By Krishna K on 18-Feb-18

1. The scribbling on the videos is not legible. How do you expect students to learn when we can't read that scribble.2. There is not enough detail within the instruction to complete the quizzes and final exam. I had to switch sessions multiple times in order to do additional research outside the course to complete the quizzes and exams.3. This course needs a re-do. Please read what students are saying in the forum and on other MOOC review websites. The reviews for this class are NOT good. Please make changes. I will NOT recommend anyone to take this class

By Hardik M on 4-Mar-19

The course is great as it allows you to apply all the concepts taught in scenarios that are really practical. The resources supplied with the course are extremely useful,and all in all the course is good for anyone trying to understand data analytics.

By Achmad R A on 21-May-19

its a good course but maybe in the future you can add another case for participants to build another model beside bank credit model

By Soukaina K on 2-May-19

Excellent course, I learnt a lot and really enjoyed it. Definitely recommend !

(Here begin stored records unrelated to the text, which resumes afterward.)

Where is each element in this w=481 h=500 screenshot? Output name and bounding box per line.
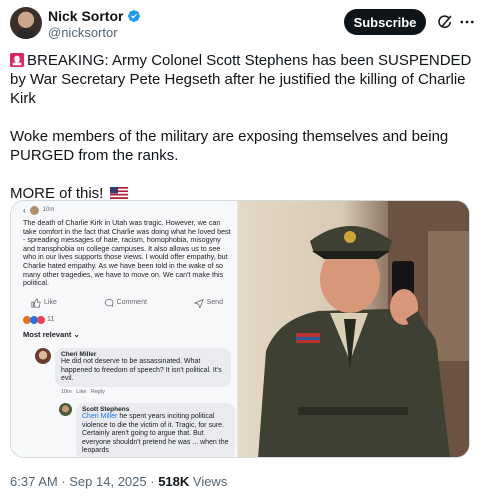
fb-comment-bubble: Cheri Miller He did not deserve to be as… bbox=[55, 348, 231, 387]
footer-separator: · bbox=[57, 474, 70, 489]
siren-emoji-icon bbox=[10, 53, 24, 67]
fb-action-bar: Like Comment Send bbox=[23, 298, 231, 308]
tweet-paragraph-1: BREAKING: Army Colonel Scott Stephens ha… bbox=[10, 51, 475, 108]
fb-comment-filter: Most relevant ⌄ bbox=[23, 330, 231, 339]
tweet-paragraph-2: Woke members of the military are exposin… bbox=[10, 127, 475, 165]
photo-cap-insignia-shape bbox=[344, 231, 357, 243]
fb-comment-mention: Cheri Miller bbox=[82, 413, 118, 420]
fb-back-icon: ‹ bbox=[23, 205, 26, 215]
comment-bubble-icon bbox=[104, 298, 113, 307]
fb-post-body: The death of Charlie Kirk in Utah was tr… bbox=[23, 218, 231, 288]
tweet-time[interactable]: 6:37 AM bbox=[10, 474, 58, 489]
fb-comment-time: 10m bbox=[61, 388, 72, 395]
chevron-down-icon: ⌄ bbox=[73, 329, 80, 339]
fb-comment-meta: 10m Like Reply bbox=[55, 389, 231, 395]
love-reaction-icon bbox=[37, 315, 45, 324]
tweet-line-2: Woke members of the military are exposin… bbox=[10, 128, 449, 164]
fb-reactions: 11 bbox=[23, 315, 231, 324]
photo-cap-visor-shape bbox=[312, 251, 391, 259]
footer-separator: · bbox=[146, 474, 159, 489]
fb-send-label: Send bbox=[206, 299, 223, 307]
fb-post-meta: ‹ 10m bbox=[23, 205, 231, 215]
fb-comment-text: He did not deserve to be assassinated. W… bbox=[61, 358, 222, 382]
fb-comment-reply: Reply bbox=[90, 388, 106, 395]
tweet-text: BREAKING: Army Colonel Scott Stephens ha… bbox=[10, 51, 475, 222]
fb-comment-content: Scott Stephens Cheri Miller he spent yea… bbox=[76, 403, 235, 457]
author-display-name[interactable]: Nick Sortor bbox=[48, 8, 123, 24]
fb-comment-content: Cheri Miller He did not deserve to be as… bbox=[55, 348, 231, 395]
views-label: Views bbox=[189, 474, 228, 489]
fb-post-time: 10m bbox=[42, 207, 55, 213]
facebook-screenshot[interactable]: ‹ 10m The death of Charlie Kirk in Utah … bbox=[11, 201, 239, 457]
officer-selfie-illustration bbox=[258, 201, 469, 457]
fb-commenter-name: Scott Stephens bbox=[82, 406, 130, 413]
fb-like-label: Like bbox=[44, 299, 57, 307]
fb-comment-text: Cheri Miller he spent years inciting pol… bbox=[82, 413, 229, 456]
officer-selfie-photo[interactable] bbox=[238, 201, 469, 457]
fb-comment-like: Like bbox=[76, 388, 87, 395]
author-name-row: Nick Sortor bbox=[48, 8, 141, 24]
fb-comment-bubble: Scott Stephens Cheri Miller he spent yea… bbox=[76, 403, 235, 457]
fb-commenter-avatar bbox=[35, 348, 51, 364]
fb-poster-avatar bbox=[29, 205, 39, 215]
fb-comment-label: Comment bbox=[116, 299, 147, 307]
subscribe-button[interactable]: Subscribe bbox=[344, 9, 426, 35]
send-icon bbox=[193, 298, 204, 308]
fb-comment-cheri: Cheri Miller He did not deserve to be as… bbox=[35, 348, 231, 395]
grok-icon[interactable] bbox=[436, 13, 454, 31]
fb-commenter-name: Cheri Miller bbox=[61, 351, 97, 358]
tweet-date[interactable]: Sep 14, 2025 bbox=[69, 474, 146, 489]
thumbs-up-icon bbox=[31, 298, 41, 308]
tweet-media[interactable]: ‹ 10m The death of Charlie Kirk in Utah … bbox=[10, 200, 470, 458]
fb-filter-label: Most relevant bbox=[23, 329, 72, 339]
views-count: 518K bbox=[158, 474, 190, 489]
author-avatar[interactable] bbox=[10, 7, 42, 39]
fb-commenter-avatar bbox=[59, 403, 72, 416]
fb-send-action: Send bbox=[193, 298, 223, 308]
facebook-post: ‹ 10m The death of Charlie Kirk in Utah … bbox=[23, 205, 231, 339]
fb-comment-scott: Scott Stephens Cheri Miller he spent yea… bbox=[59, 403, 235, 457]
fb-reaction-count: 11 bbox=[47, 316, 55, 324]
tweet-footer: 6:37 AM · Sep 14, 2025 · 518K Views bbox=[10, 474, 227, 489]
fb-like-action: Like bbox=[31, 298, 57, 308]
verified-badge-icon bbox=[128, 10, 141, 22]
fb-comment-action: Comment bbox=[104, 298, 147, 308]
tweet-line-1: BREAKING: Army Colonel Scott Stephens ha… bbox=[10, 52, 472, 107]
photo-belt-shape bbox=[298, 407, 409, 415]
tweet-header: Nick Sortor @nicksortor Subscribe bbox=[0, 0, 481, 46]
more-options-icon[interactable] bbox=[458, 13, 476, 31]
photo-ribbon-stripe-shape bbox=[296, 337, 321, 340]
author-handle[interactable]: @nicksortor bbox=[48, 25, 118, 40]
us-flag-emoji-icon bbox=[109, 187, 128, 199]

By valentine M on 12-Apr-19

Great course improves data analysis insight

By Marcela E on 21-Jun-19

es un curso que te va a ayudar a saber manejar excel y ademas de aprender los temas bsicos aprenders de temas como teste de modelos.

By Rajat K on 6-Apr-19

great course got great knowledge about the models used for data analysis

By Doug J on 29-Apr-19

Very comprehensive. Lot of theory and practical. My request would be to add a week focusing on a couple models and a couple methods to select metrics and validate confidence.

By Amy H on 13-Mar-19

This is overall a great course for learning how to use Excel to analyse and manage data. However, the topics covered do not prepare you for the final project. I had to do a lot of trial and error, and research how to complete certain tasks, as the information given in the lessons is not substantial enough to complete the final project. On the plus side, this forced me to figure things out on my own and and taught me a lesson in perseverance. Coming from a humanities background, this course showed me the basics of using Excel and I now feel comfortable using Excel to analyse and manage large data sets.